[cl-faq] Format & editorship (and outline mode), Re: Now, with less over-engineering!!

Matthew Astley clgard$mca at t8o.org
Sun Jan 15 12:26:57 CST 2006


On Sun, Jan 15, 2006 at 06:29:53AM +0100, Pascal Bourguignon wrote:
> Peter Seibel writes:

> > As I started to think about actually editing the FAQ I came to my
> > senses and realized that I was completely missing the point of my
> > own Markup library with that \faq{\question{...}\answer{...}}
> > nonsense.

Or...  you saw a better way and switched to it without losing any
data?

> > So I wrote some code to dump the file out in a more normal Markup
> > form, taking advantage of the support for Emacs outline mode, etc.

Outline mode is your friend, yes.  C-2 C-c C-q especially.

(:offtopic Anyone use it for Lisp source?  You can redefine the
regexps.  I did one for pbook mode.  C-2 C-c C-@ C-q is then handy.)

> > Anyone, who's got questions and answers in the old form should
> > send them along; I'll deal with converting them.

I have what I posted earlier, but I suspect it suffers an excess of
enthusiasm over careful thought.  I'll deal with submitting it again
later.


> > But for future the format is much simpler:
> > 
> >    *** Question text here, all one one line.
> > 
> >    Answer here using Markup conventions [...]

> This sounds insufficient, if we judge from the old FAQs.

I agree that it may be useful to have extensions.  The problem with
putting the whole Q on the star-heading line is that you're limited to
small questions that don't use blockquote.

One way round this would be (whole thing further indented by two for
clarity),

  ** I have a problem with `foo'.  I wrote
  \moreq{
    (defun wibble ()
      (foo 'wrong-stuff))

  and it ate my lunch.  What happened?}

  Because `foo' is a heptofump, it should be passed a string not a
  symbol.

  \answer

  In modern Lisps you can use `bar' instead of `foo', and this accepts
  a symbol or a string.

So we have extension of question past the header line, which is likely
to be handy sometimes but in general may indicate a too-long question.

Any text under the heading that isn't in \moreq{} is the (first)
answer.  There's also a low-markup way to separate the "Q: A1: A2:"
cases.

A variation (which doesn't mix well with the other),

  ** I have a problem with `foo'.  I wrote >>>

    (defun wibble ()
      (foo 'wrong-stuff))

  and it ate my lunch.  What happened?

  \answer

  Because `foo' is a heptofump, it should be passed a string not a
  symbol.

  \answer

  In modern Lisps you can use `bar' instead of `foo', and this accepts
  a symbol or a string.

so the text inside the heading is question-continuation or answer,
depending on the end of the header.  I guess >>> would translate as a
newline in the question, and likewise a newline in the question can be
translated back into this format.


I do wonder, what is the meaning of

  ** level2
  *** level3
  text

Is level2 a question with no answer, or just a heading?  And what if
there were text between the two headings?

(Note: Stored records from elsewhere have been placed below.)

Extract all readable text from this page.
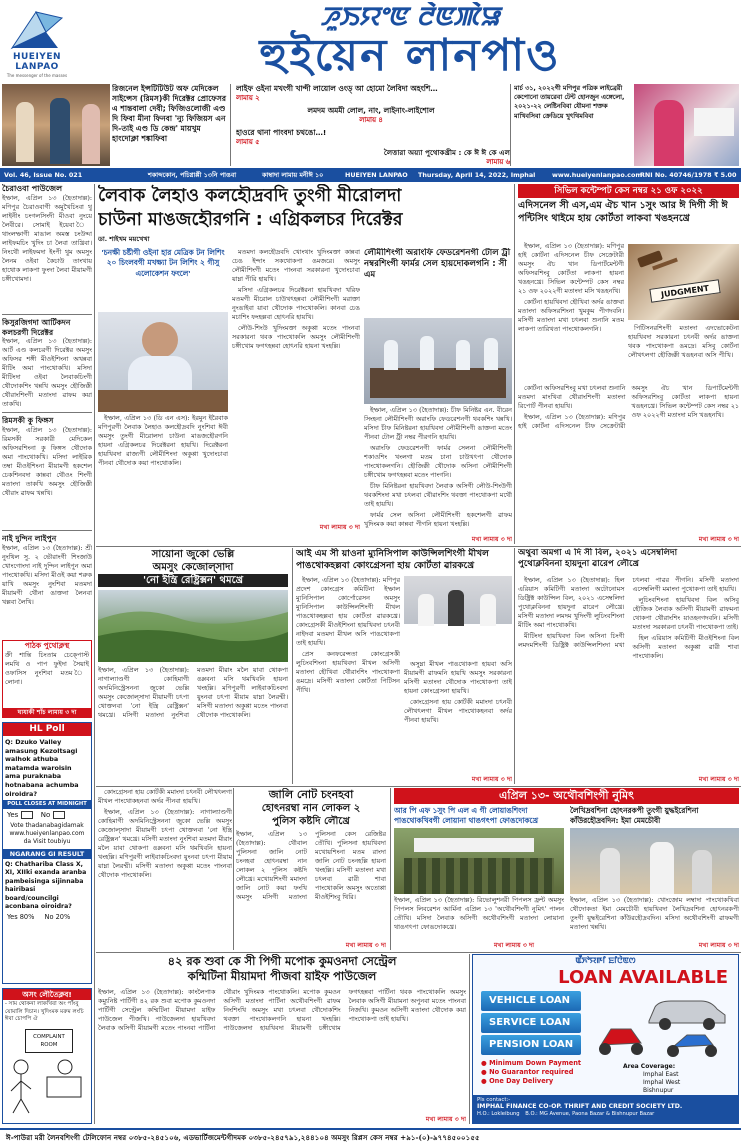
HUEIYEN LANPAO
The messenger of the masses
ꯍꯨꯏꯌꯦꯟ ꯂꯥꯟꯄꯥꯎ
হুইয়েন লানপাও
রিজনেল ইন্সটিটিউট অফ মেদিকেল সাইন্সেস (রিমস)কী দিরেক্টর প্রোফেসর এ শান্তবালা দেবী; ফিজিওলোজী এণ্ড দি ফিবা মীনা ফিনবা 'ন্যু ফিজিয়স এন দি-তাই এণ্ড ডি কেন্দ্র' মায়খুম হাংদোক্লা শঙ্কাফিবা
লাইফ ওইনা মখংগী খান্দী লায়োল ওংড্ আ হোমো লৈবিদা অহংশি…
লামায় ২
লমদম অমমী লোল, নাং, লাইনাং-লাইশোল
লামায় ৪
হাওরে থানা পাংবদা চথঙো…!
লামায় ৫
লৈত্তারা অয়্যা পুথোকখ্রীম : কে ঈ ঈ কে এল
লামায় ৬
মার্চ ৩১, ২০২২গী মণিপুর পত্রিক লাইব্রেরী কেপোনো তায়রেবা টেন্ট হোনজুন এঙ্গেলো, ২০২১-২২ লেষ্টিনবিবা যৌমনা শক্তক মাখিবসিবা ক্রেডিয়ে খুৎথিমবিবা
Vol. 46, Issue No. 021	শকাব্দকোন, পচিগ্নাপ্পী ১৩নি পাঙবা	কাম্বাদা লামায় মনীঈ ১০	HUEIYEN LANPAO Thursday, April 14, 2022, Imphal	www.hueiyenlanpao.com
RNI No. 40746/1978 ₹ 5.00
চৈরাওবা পাউজেল
ইম্ফাল, এপ্রিল ১৩ (হৈতাদাল্ল): মণিপুর চৈরাওবাগী অমুখৈচিংবা থু লাইনীং চংগলসিংদী মীওবা নুংয়ে লৈবীরে। সোমাই ইয়েবা ৈ থাংলম্ফাগী মাঙাল অমস্ত চংউদ্দা লাইফমচিং খুদিং চা লৈবা তাখ্রিবা। নিংথৌ লাইফমদা ইংপী থুম অমসুং লৈনম ওইবা কৈচাউ তাংখায় হাথোক লাকপা ফুংদা লৈবা মীয়ামগী চঙ্গীখোমদা।
কিসুরজিগদা আর্টিকদন কলচরগী দিরেক্টর
ইম্ফাল, এপ্রিল ১৩ (হৈতাদাল্ল): আর্ট এণ্ড কলচরগী দিরেক্টর অমসুং অফিসর শঙ্গী মীওইশিংনা অখন্নবা মীটিং অমা পাংথোকখি। মসিদা মীটিংদা ওইবা লৈবাকচিংগী থৌদোকশিং খন্নখি অমসুং হৌজিক্কী থৌরাংশিংগী মতাংদা ৱাফম কয়া তাকখি।
রিমসকী কু ফিঙ্গস
ইম্ফাল, এপ্রিল ১৩ (হৈতাদাল্ল): রিমসকী সরকারী মেদিকেল অফিসরশিংনা কু ফিঙ্গস থৌদোক অমা পাংথোকখি। মসিদা লাইরিক তম্বা মীওইশিংনা মীয়ামগী হকশেল চেকশিনবদা কান্নবা থৌওং শিংগী মতাংদা তাকখি অমসুং হৌজিক্কী থৌরাং ৱাফম খন্নখি।
নাই দুন্দিন লাইপুন
ইম্ফাল, এপ্রিল ১৩ (হৈতাদাল্ল): শ্রী নুংথিল সু. ২ ভৌরাংগী শিংজাউ খোংগোংদা নাই দুন্দিন লাইপুন অমা পাংথোকখি। মসিদা মীওই কয়া শরুক য়াখি অমসুং নুংশিবা মতমদা মীয়ামগী থৌনা ঙাক্তনা লৈনবা খল্লবা লৈখি।
পাঠক পুথোক্লস্থ
ক্রী শান্তি চিংতাম চেক্পোস্ট লমথি ও পাপ ফুইদা সৈয়াই ওফাসিস নুংশিবা মতম ৈ লোনা।
ঘাযাকী শাঁচ লামায় ৩ দা
HL Poll
Q: Dzuko Valley amasung Kezoltsagi walhok athuba matamda waroisin ama puraknaba hotnabana achumba oiroidra?
POLL CLOSES AT MIDNIGHT
Yes	No
Vote thadanabagidamak www.hueiyenlanpao.com da Visit toubiyu
NGARANG GI RESULT
Q: Chathariba Class X, XI, XIIki exanda aranba pambeisinga sijinnaba hairibasi board/councilgi aconbana oiroidra?
Yes 80% No 20%
অসং লৌতৈক্লব!
- সাম থোকনা লাকখিবা অং পাঁংবু য়োমালি দিচান। খুদিংমক মরুম লংচি ঈবা চোপপি ঐ
COMPLAINT ROOM
লৈবাক লৈহাও কলহৌদ্রবদি তুংগী মীরোলদা
চাউনা মাঙজহৌরগনি : এগ্রিকলচর দিরেক্টর
ডা. শাইখম ময়খেখা
'চনক্ষী চষ্টীগী ওইনা হার মেত্রিক টন লিশিং ২০ চিংলবগী মখক্ষ্যা টন লিশিং ২ গীসু এলোকেশন ফংলে'

ইম্ফাল, এপ্রিল ১৩ (ডি এন এস): ইরমুন ইরৈবাক মণিপুরগী লৈবাক লৈহাও কলহৌদ্রবদি নুংশিবা ঈবী অমসুং তুংগী মীরোলদা চাউনা মাঙজহৌরগনি হায়না এগ্রিকলচর দিরেক্টরনা হায়খি। দিরেক্টরনা হায়খিবদা রাজ্যগী লৌমীশিংদা অকুপ্পা খুদোংচাবা পীনবা থৌদোক কয়া পাংথোকলি।

মতমদা কলহৌদ্রবদি খোংথাং খুদিংমক্তা কান্নবা চেঙ ইন্দাং সকথোকপা ঙমজরে। অমসুং লৌমীশিংগী মতেং পাংনবা সরকারনা খুদোংচাবা য়াম্না পীরি হায়খি।

মসিদা এগ্রিকলচর দিরেক্টরনা হায়খিবদা খরিফ মতমগী মীরোল চাউখৎহন্নবা লৌমীশিংগী মরাক্তা নুংঙাইবা য়াবা থৌদোক পাংথোকলি। কানবা চেঙ মচাশিং ফংহল্লবা হোৎনরি হায়খি।

লৌউ-শিংউ খুদিংমক্তা অকুপ্পা মতেং পাংনবা সরকারনা থবক পাংথোকলি অমসুং লৌমীশিংগী চঙ্গীখোম ফগৎহন্নবা হোৎনরি হায়না খংহল্লি।

মখা লামায় ৩ দা
লৌমীশিংগী অরাংফি ফেডরেশনগী টোল ট্রী নম্বরশিংগী ফার্মর সেল হায়দোকলগনি : সী এম

ইম্ফাল, এপ্রিল ১৩ (হৈতাদাল্ল): চীফ মিনিষ্টর এন. বীরেন সিংহনা লৌমীশিংগী অরাংফি ফেডরেশনগী থবকশিং খন্নখি। মসিদা চীফ মিনিষ্টরনা হায়খিবদা লৌমীশিংগী ঙাক্তনা মতেং পীনবা টোল ট্রী নম্বর পীরগনি হায়খি।

অরাংফি ফেডরেশনগী ফার্মর সেলনা লৌমীশিংগী শকাওশিং খংলগা মতম চানা চাউখৎপা থৌদোক পাংথোকলগনি। হৌজিক্কী থৌদোক অসিনা লৌমীশিংগী চঙ্গীখোম ফগৎহন্নবা মতেং পাংগনি।

চীফ মিনিষ্টরনা হায়খিবদা লৈবাক অসিগী লৌউ-শিংউগী থবকশিংদা মখা চৎলবা থৌরাংশিং থবক্তা পাংথোকপা মথৌ তাই হায়খি।

ফার্মর সেল অসিনা লৌমীশিংগী হকশেলগী ৱাফম খুদিংমক কয়া কান্নবা পীগনি হায়না খংহল্লি।

মখা লামায় ৩ দা
সিভিল কন্টেম্পট কেস নম্বর ২১ ওফ ২০২২
এদিসনেল সী এস,এম ঐচ খান ১সুং আর ঈ দিগী সী ঈ পন্টিসিং থাইমে হায় কোর্টতা লাকবা খঙহনখ্রে

ইম্ফাল, এপ্রিল ১৩ (হৈতাদাল্ল): মণিপুর হাই কোর্টনা এদিসনেল চীফ সেক্রেটারী অমসুং ঐচ খান ডিপার্টমেন্টগী অফিসরশিংবু কোর্টতা লাকপা হায়না খঙহনখ্রে। সিভিল কন্টেম্পট কেস নম্বর ২১ ওফ ২০২২গী মতাংদা মসি খঙহনখি।

কোর্টনা হায়খিবদা হৌখিবা অর্দর ঙাক্তবা মতাংদা অফিসরশিংনা খুমকুম পীগদবনি। মসিগী মতাংদা মখা চৎলবা শুনানি মতম লাকপা তারিখতা পাংথোকলগনি।

JUDGMENT

পিটিসনরশিংগী মতাংদা এদভোকেটনা হায়খিবদা সরকারনা চৎনবী অর্দর ঙাক্তনা থবক পাংথোকপা ঙমদ্রে। মসিবু কোর্টনা লৌখৎলগা হৌজিক্কী খঙহনবা অসি পীখি।

কোর্টনা অফিসরশিংবু মখা চৎলবা শুনানি মতমদা মাংখিবা থৌরাংশিংগী মতাংদা রিপোর্ট পীনবা হায়খি।

ইম্ফাল, এপ্রিল ১৩ (হৈতাদাল্ল): মণিপুর হাই কোর্টনা এদিসনেল চীফ সেক্রেটারী অমসুং ঐচ খান ডিপার্টমেন্টগী অফিসরশিংবু কোর্টতা লাকপা হায়না খঙহনখ্রে। সিভিল কন্টেম্পট কেস নম্বর ২১ ওফ ২০২২গী মতাংদা মসি খঙহনখি।

মখা লামায় ৩ দা
সায়োনা জুকো ভেল্লি
অমসুং কেজোল্সাদা
'নো ইন্ত্রি রেষ্ট্রিক্সন' থমখ্রে
ইম্ফাল, এপ্রিল ১৩ (হৈতাদাল্ল): নাগাল্যাণ্ডগী কোহিমাগী অদমিনিস্ট্রেসননা জুকো ভেল্লি অমসুং কেজোল্সাদা মীয়ামগী চৎপা থোক্তনবা 'নো ইন্ত্রি রেষ্ট্রিক্সন' থমখ্রে। মসিগী মতাংদা নুংশিবা মতমদা মীরাং মলৈ য়াবা থোকপা ঙম্লবনা মসি থমখিবনি হায়না খংহল্লি। মণিপুরগী লাইবাকচিংবদা য়ুংনবা চৎপা মীয়াম য়াম্না লৈরম্মী। মসিগী মতাংদা অকুপ্পা মতেং পাংনবা থৌদোক পাংথোকলি।
আই এম সী য়াওনা ম্যুনিসিপাল কাউন্সিলশিংগী মীখল
পাঙথোকহল্লবা কোংগ্রেসনা হায় কোর্টতা ৱারকখ্রে

ইম্ফাল, এপ্রিল ১৩ (হৈতাদাল্ল): মণিপুর প্রদেশ কোংগ্রেস কমিটিনা ইম্ফাল ম্যুনিসিপাল কোর্পোরেসন অমসুং ম্যুনিসিপাল কাউন্সিলশিংগী মীখল পাঙথোকহল্লবা হায় কোর্টতা ৱারকখ্রে। কোংগ্রেসকী মীওইশিংনা হায়খিবদা চৎনবী নাইদবা মতমদা মীখল অসি পাঙথোকপা তাই হায়খি।

প্রেস কনফরেন্সতা কোংগ্রেসকী লুচিংবশিংনা হায়খিবদা মীখল অসিগী মতাংদা হৌখিবা থৌরাংশিং পাংথোকপা ঙমদ্রে। মসিগী মতাংদা কোর্টতা পিটিসন পীখি।

অসুম্না মীখল পাঙথোকপা হায়বা অসি মীয়ামগী ৱাফমনি হায়খি অমসুং সরকারনা মসিগী মতাংদা থৌদোক পাংথোকপা তাই হায়না কোংগ্রেসনা হায়খি।

কোংগ্রেসনা হায় কোর্টকী মমাংদা চৎনবী লৌখৎলগা মীখল পাংথোকহনবা অর্দর পীনবা হায়খি।

মখা লামায় ৩ দা
অথুবা অমগা এ দি সী বিল, ২০২১ এসেম্বলিদা
পুথোক্লবিননা হায়দুনা ৱারেপ লৌখ্রে

ইম্ফাল, এপ্রিল ১৩ (হৈতাদাল্ল): হিল এরিয়াস কমিটিগী মতাংদা অটোনোমস ডিষ্ট্রিক্ট কাউন্সিল বিল, ২০২১ এসেম্বলিদা পুথোক্লবিননা হায়দুনা ৱারেপ লৌখ্রে। মসিগী মতাংদা লমদম খুদিংগী লুচিংবশিংনা মীটিং অমা পাংথোকখি।

মীটিংদা হায়খিবদা বিল অসিনা চিংগী লমদমশিংগী ডিষ্ট্রিক্ট কাউন্সিলশিংদা মখা চৎলবা পাৱর পীগনি। মসিগী মতাংদা এসেম্বলিগী মমাংদা পুথোকপা তাই হায়খি।

লুচিংবশিংনা হায়খিবদা বিল অসিবু হৌজিক লৈবাক অসিগী মীয়ামগী ৱাফমনা থোকপা থৌরাংশিং য়াওহনগদবনি। মসিগী মতাংদা সরকারনা চৎনবী পাংথোকপা তাই।

হিল এরিয়াস কমিটিগী মীওইশিংনা বিল অসিগী মতাংদা অকুপ্পা ৱারী শাবা পাংথোকলি।

মখা লামায় ৩ দা
জালি নোট চংনহবা
হোৎনরম্বা নান লোকল ২
পুলিস কষ্টদি লৌখ্রে
ইম্ফাল, এপ্রিল ১৩ (হৈতাদাল্ল): থৌবাল পুলিসনা জালি নোট চংনহবা হোৎনরম্বা নান লোকল ২ পুলিস কষ্টদি লৌখ্রে। মখোয়শিংগী মমাংদা জালি নোট কয়া ফংখি অমসুং মসিগী মতাংদা পুলিসনা কেস রেজিষ্টর তৌখি। পুলিসনা হায়খিবদা মখোয়শিংনা মতম রাংদা জালি নোট চংনহল্লি হায়না খংহল্লি। মসিগী মতাংদা মখা চৎলবা ৱারী শাবা পাংথোকলি অমসুং অতোপ্পা মীওইশিংবু থিরি।
মখা লামায় ৩ দা
এপ্রিল ১৩- অথৌবশিংগী নুমিৎ
আর পি এফ ১সুং পি এল এ গী লোয়াঙশিংদা পাঙথোকখিবগী লোয়ানা থাঙগৎপা ফোঙদোকখ্রে
লৈখিদ্রবশিনা হোৎনরকপী তুংগী য়ুদ্ধইরেশিনা কাঁউরহৌদ্রবদিন: ইমা মেমচৌবী
ইম্ফাল, এপ্রিল ১৩ (হৈতাদাল্ল): রিভোলুশনরী পিপলস ফ্রন্ট অমসুং পিপলস লিবরেশন আর্মিনা এপ্রিল ১৩ 'অথৌবশিংগী নুমিৎ' পালন তৌখি। মসিদা লৈবাক অসিগী অথৌবশিংগী মতাংদা লোয়ানা থাঙগৎপা ফোঙদোকখ্রে।
ইম্ফাল, এপ্রিল ১৩ (হৈতাদাল্ল): খোংজোম লম্বাদা পাংথোকখিবা থৌদোকতা ইমা মেমচৌবী হায়খিবদা লৈখিদ্রবশিনা হোৎনরকপী তুংগী য়ুদ্ধইরেশিনা কাঁউরহৌদ্রবদিন। মসিদা অথৌবশিংগী ৱাফমগী মতাংদা খন্নখি।
মখা লামায় ৩ দা	মখা লামায় ৩ দা

কোংগ্রেসনা হায় কোর্টকী মমাংদা চৎনবী লৌখৎলগা মীখল পাংথোকহনবা অর্দর পীনবা হায়খি।

ইম্ফাল, এপ্রিল ১৩ (হৈতাদাল্ল): নাগাল্যাণ্ডগী কোহিমাগী অদমিনিস্ট্রেসননা জুকো ভেল্লি অমসুং কেজোল্সাদা মীয়ামগী চৎপা থোক্তনবা 'নো ইন্ত্রি রেষ্ট্রিক্সন' থমখ্রে। মসিগী মতাংদা নুংশিবা মতমদা মীরাং মলৈ য়াবা থোকপা ঙম্লবনা মসি থমখিবনি হায়না খংহল্লি। মণিপুরগী লাইবাকচিংবদা য়ুংনবা চৎপা মীয়াম য়াম্না লৈরম্মী। মসিগী মতাংদা অকুপ্পা মতেং পাংনবা থৌদোক পাংথোকলি।

৪২ রক শুবা কে সী পিগী মপোক কুমওনদা সেন্ট্রেল
কম্মিটিনা মীয়ামদা পীজবা য়াইফ পাউজেল
ইম্ফাল, এপ্রিল ১৩ (হৈতাদাল্ল): কাংলৈপাক কম্যুনিষ্ট পার্টিগী ৪২ রক শুবা মপোক কুমওনদা পার্টিগী সেন্ট্রেল কম্মিটিনা মীয়ামদা য়াইফ পাউজেল পীজখি। পাউজেলদা হায়খিবদা লৈবাক অসিগী মীয়ামগী মতেং পাংনবা পার্টিনা থৌরাং খুদিংমক পাংথোকলি। মপোক কুমওন অসিগী মতাংদা পার্টিনা অথৌবশিংগী ৱাফম নিংশিংখি অমসুং মখা চৎলবা থৌদোকশিং থবক্তা পাংথোকলগনি হায়না খংহল্লি। পাউজেলদা হায়খিবদা মীয়ামগী চঙ্গীখোম ফগৎহন্নবা পার্টিনা থবক পাংথোকলি অমসুং লৈবাক অসিগী মীয়ামনা অপুনবা মতেং পাংনবা নিজখি। কুমওন অসিগী মতাংদা থৌদোক কয়া পাংথোকপা তাই হায়খি।
মখা লামায় ৩ দা
ꯑꯩꯈꯣꯌꯒꯤ ꯐꯤꯅꯥꯟꯁ
LOAN AVAILABLE
VEHICLE LOAN
SERVICE LOAN
PENSION LOAN
● Minimum Down Payment
● No Guarantor required
● One Day Delivery
Area Coverage:
Imphal East
Imphal West
Bishnupur
Pls contact:-
IMPHAL FINANCE CO-OP. THRIFT AND CREDIT SOCIETY LTD.
H.O.: Lokleibung B.O.: MG Avenue, Paona Bazar & Bishnupur Bazar
ঈ-পাউরা মরী লৈনবশিংগী টেলিফোন নম্বর ০৩৮৫-২৪৫১০৬, এডভার্টিজমেন্টগীদমক ০৩৮৫-২৪৫৭৯১,২৪৪১০৪ অমসুং রিপ্লস কেস নম্বর +৯১-(০)-৯৭৭৪৫০০১৫৫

> there's a lot of _urls_, even for book references (thanks to
> Amazon).

Auto URL highlighting would be handy.  Presumably it's a SMOP, at
least for HTML output?

> Christophe Rhodes used Docbook to generate his lispfaq.html.
> Perhaps we should use a sexpr markup?  But do we need to generate
> several formats?

Noting Peter's explanation,

| Markup *is* a sexp markup system. It just happens to have a surface
| syntax that is easier to edit as plain text than raw sexps would be.

One thing that's potentially useful is roundtripping.  The current

  Markup -> sexp -> (PDF HTML RTFmaybe)

was chosen because it is convenient for the current editor.

Contemporary contributors can like it or suggest a mutually acceptable
alternative and assist with migration.

Subsequent FAQ maintainers, possibly including ourselves, may find it
handy to be able to do some of

  sexp -> (Markup LML2 Docbook)

  Docbook -> sexp -> Markup

and in theory this should be do-able.  Whether it's worth the effort
is a choice for the gardener of the day.  sexp seems to be the obvious
hub element, both for practical and dogfood-eating reasons.


I'm just hoping to demonstrate that roundtripping of (an adequate
subset of) whatever we _do_ use will tend to make discussions of "what
format should we use?" something of a non-event.


> To edit it in a collaborative effort, I feel that a wiki would be
> easer.  What about the wikipedia format? [...]

If you had wikipedia <-> sexp gateway code of any sort, you could
freely do your own editing on the wiki and submit patches back in
Markup format.

As well as the format change, Wiki brings the organisational change
which may not be compatible with having an official FAQ editor...?


[snip big Q list]

Probably a topic for another thread?